In a second letter to the Obama transition team, dated Jan. 7, 2009, the scientists “raised issues of public concern, including, but not limited to, corruption within the FDA device review process, managerial misconduct, dangers to public health, welfare and safety, and retaliation against whistleblowers,” the lawsuit said.

The FDA then embarked upon a “covert and secret search and seizure operation,” including intercepting private communications sent by the plaintiffs to congressional representatives, emails sent from private accounts to other private accounts under “circumstances in which the plaintiffs had a reasonable expectation of privacy,” and secretly “installed or activated spyware on all of the government-owned computers, electronic hardware, and networks used by the plaintiffs,” the lawsuit alleged.

“This spyware allowed defendants to secretly conduct additional surveillance of the plaintiffs, including … real-time pictures or ‘screen shots’ of the computer screens opened by the plaintiffs,” the complaint read. “These screen shots enabled defendants to secretly view information on each of the plaintiffs’ computer screens, even if the information was not saved by plaintiffs.”

Kohn said the center had learned about the surveillance through a Freedom of Information Act lawsuit, personnel actions and responses from the Inspector General to two unsuccessful requests by the FDA to investigate the whistleblowers.

“I have never seen this level of monitoring.
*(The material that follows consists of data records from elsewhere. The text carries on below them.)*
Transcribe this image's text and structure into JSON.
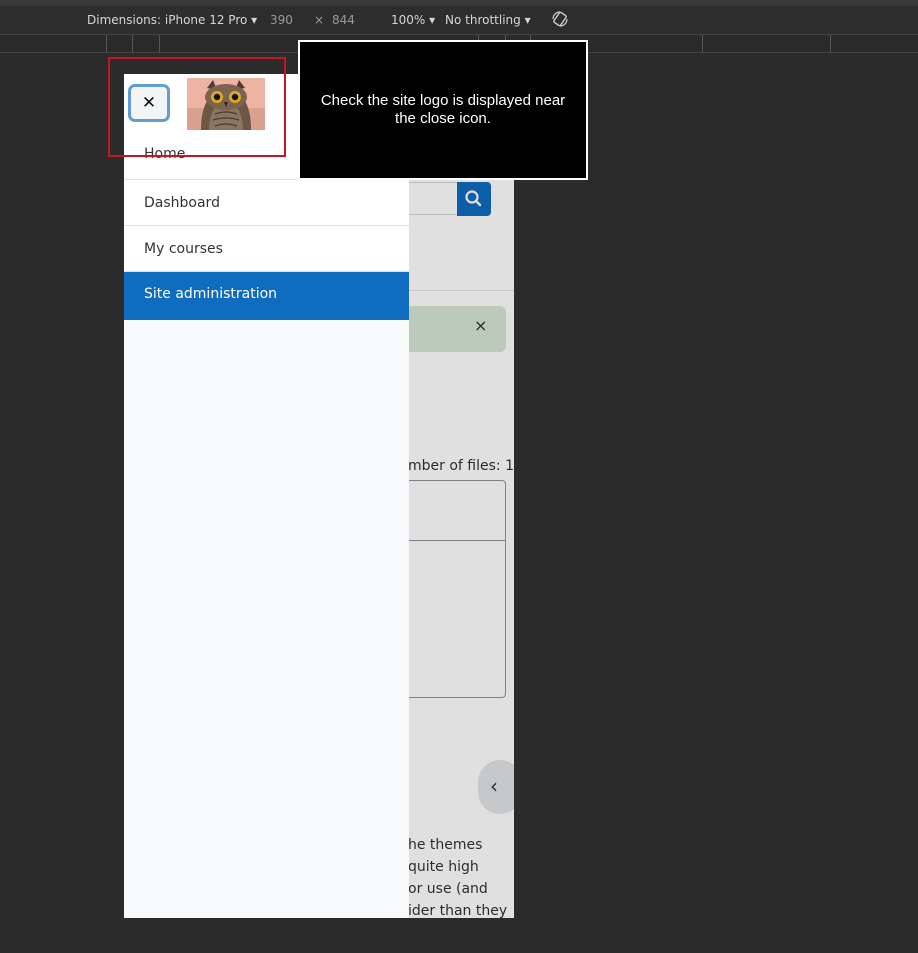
{
  "devtools": {
    "dimensions_label": "Dimensions: iPhone 12 Pro",
    "width": "390",
    "times": "×",
    "height": "844",
    "zoom": "100%",
    "throttling": "No throttling"
  },
  "drawer": {
    "close_symbol": "✕",
    "nav_items": [
      "Home",
      "Dashboard",
      "My courses",
      "Site administration"
    ]
  },
  "background": {
    "alert_close": "×",
    "files_text": "mber of files: 1",
    "drawer_toggle": "‹",
    "paragraph_lines": [
      "he themes",
      "quite high",
      "or use (and",
      "ider than they"
    ]
  },
  "tooltip": {
    "text": "Check the site logo is displayed near the close icon."
  }
}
I was never even aware that they could go in and to do the Gmail-to-Gmail,” he said, noting the FDA could also “figure out who’s giving information … therefore any employee who associates with a whistleblower could find themself the target of a surveillance.”
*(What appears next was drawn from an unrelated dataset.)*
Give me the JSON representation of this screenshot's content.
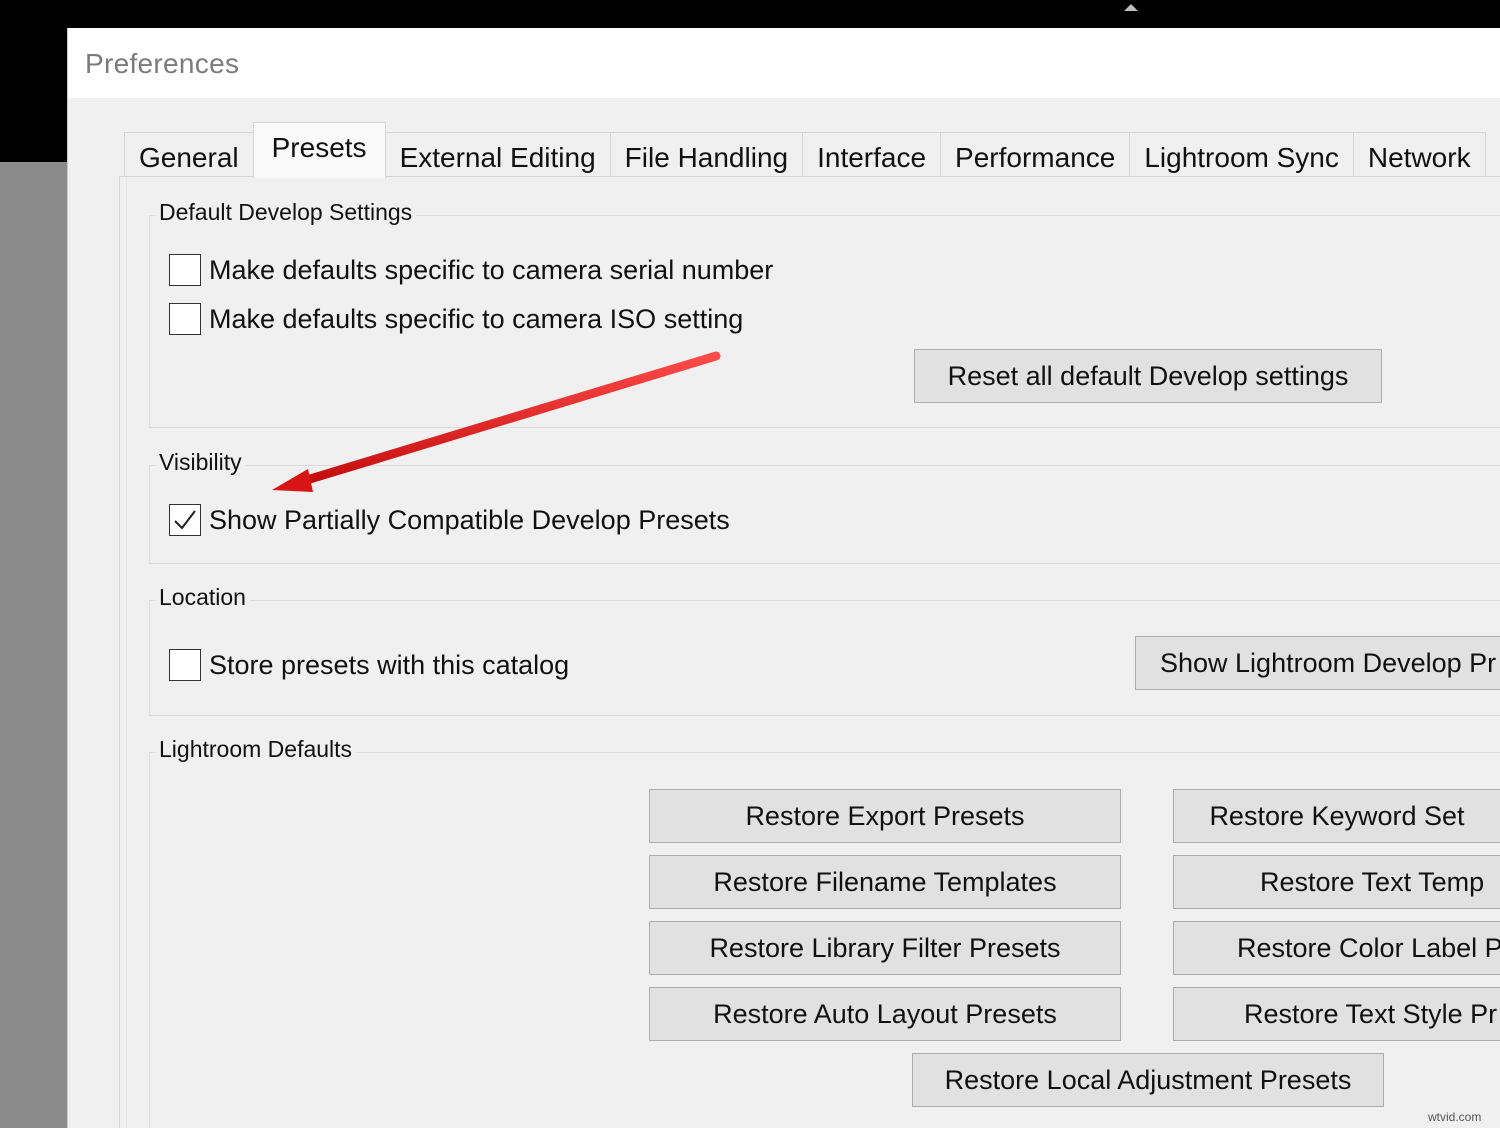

The plaintiffs had permission to use their government-issued computers for personal purposes, the lawsuit said. Four of the original “FDA nine” chose to pursue the lawsuit.

The number of whistleblowers grew over time, and the FDA, through the alleged spying over two years, learned of the group’s strategy to alert the Inspector General, among others.
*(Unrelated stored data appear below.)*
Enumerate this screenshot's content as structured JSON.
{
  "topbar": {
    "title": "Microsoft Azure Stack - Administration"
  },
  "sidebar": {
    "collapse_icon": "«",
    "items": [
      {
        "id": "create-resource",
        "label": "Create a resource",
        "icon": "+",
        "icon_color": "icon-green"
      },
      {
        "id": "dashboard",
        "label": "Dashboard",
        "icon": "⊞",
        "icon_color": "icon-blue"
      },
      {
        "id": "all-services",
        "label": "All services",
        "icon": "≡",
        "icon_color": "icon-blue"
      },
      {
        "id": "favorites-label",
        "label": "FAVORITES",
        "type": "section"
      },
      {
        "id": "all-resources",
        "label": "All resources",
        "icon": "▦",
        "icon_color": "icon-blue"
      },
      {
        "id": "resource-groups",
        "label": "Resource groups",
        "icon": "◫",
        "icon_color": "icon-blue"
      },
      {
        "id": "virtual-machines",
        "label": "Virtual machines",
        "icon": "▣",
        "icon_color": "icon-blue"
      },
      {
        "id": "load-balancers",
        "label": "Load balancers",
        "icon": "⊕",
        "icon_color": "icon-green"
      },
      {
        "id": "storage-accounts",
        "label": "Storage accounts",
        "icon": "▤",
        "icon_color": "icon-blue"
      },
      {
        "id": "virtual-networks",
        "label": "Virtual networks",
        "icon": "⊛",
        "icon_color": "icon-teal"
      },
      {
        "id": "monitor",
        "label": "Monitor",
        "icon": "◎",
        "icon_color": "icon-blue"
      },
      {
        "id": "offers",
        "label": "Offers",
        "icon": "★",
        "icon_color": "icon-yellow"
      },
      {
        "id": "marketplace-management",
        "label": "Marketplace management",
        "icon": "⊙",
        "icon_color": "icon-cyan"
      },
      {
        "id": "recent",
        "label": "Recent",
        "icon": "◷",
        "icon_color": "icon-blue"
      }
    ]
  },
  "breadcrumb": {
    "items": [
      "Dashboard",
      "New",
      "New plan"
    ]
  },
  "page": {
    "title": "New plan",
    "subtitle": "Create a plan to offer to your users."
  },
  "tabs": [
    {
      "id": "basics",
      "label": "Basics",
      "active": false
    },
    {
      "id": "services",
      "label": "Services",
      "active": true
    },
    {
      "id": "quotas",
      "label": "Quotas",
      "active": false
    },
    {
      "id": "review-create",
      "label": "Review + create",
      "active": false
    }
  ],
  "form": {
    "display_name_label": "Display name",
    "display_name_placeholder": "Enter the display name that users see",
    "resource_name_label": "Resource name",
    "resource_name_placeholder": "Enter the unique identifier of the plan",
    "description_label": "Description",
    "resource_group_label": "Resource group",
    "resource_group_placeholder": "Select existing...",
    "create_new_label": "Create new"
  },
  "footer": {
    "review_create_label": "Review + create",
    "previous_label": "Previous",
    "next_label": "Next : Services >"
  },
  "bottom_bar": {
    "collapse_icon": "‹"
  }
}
“These numerous attempts by defendants to have the whistleblowers prosecuted for so-called unauthorized disclosures of confidential or agency information were continuously rejected by appropriate law enforcement officials,” the complaint said. “Defendants completely ignored the warnings that the disclosures were authorized and protected by law. Instead, defendants continued to conduct their surveillance activities and continued to try to convince law enforcement agencies to charge one or more of the plaintiffs with a crime.”

Eventually, two of the whistleblowers, including one acting as counsel for the group, did not have their contracts renewed by the FDA, creating a “chilling effect on all similarly situated employees/contractors/officers of the defendants,” the lawsuit said. Two more of the whistleblowers are no longer with the FDA: one was allegedly fired related to the whistleblowing and another was essentially removed from their post, Kohn said.

The lawsuit highlighted areas that had raised the concerns of the FDA whistleblowers: In the 2009 letter, the group had warned that in the past, “computer-aided detection devices (“CAD”) to be used with breast mammograms were not safe or effective, but the FDA approved the devices anyway in a flawed process that ignored the science” and noted that this “type of behavior had not changed, was ongoing, and that FDA managers were still trying to approve similarly flawed CAD devices.”

In another example, a doctor had determined in early 2009 that a CT colonography device was neither safe nor effective for population screening due to a high radiation dose — thereby raising the risk of induced cancer — but “FDA managers indicated that they would clear the device anyway,” the complaint alleged.

“They’re very upset but they’re primarily concerned as physicians to the harm that patients are suffering,” Kohn said of the whistleblowers. “They’re looking at … the dosages of radiation that people get from some of these devices or how some of the devices fail to detect cancers.”

The doctors were being treated like “CIA agents,” Kohn added. “They’re acting as if medical information is the same as … classified information on terrorism and it’s not … it’s information that patients need.”

The FDA has 60 days to respond to the lawsuit.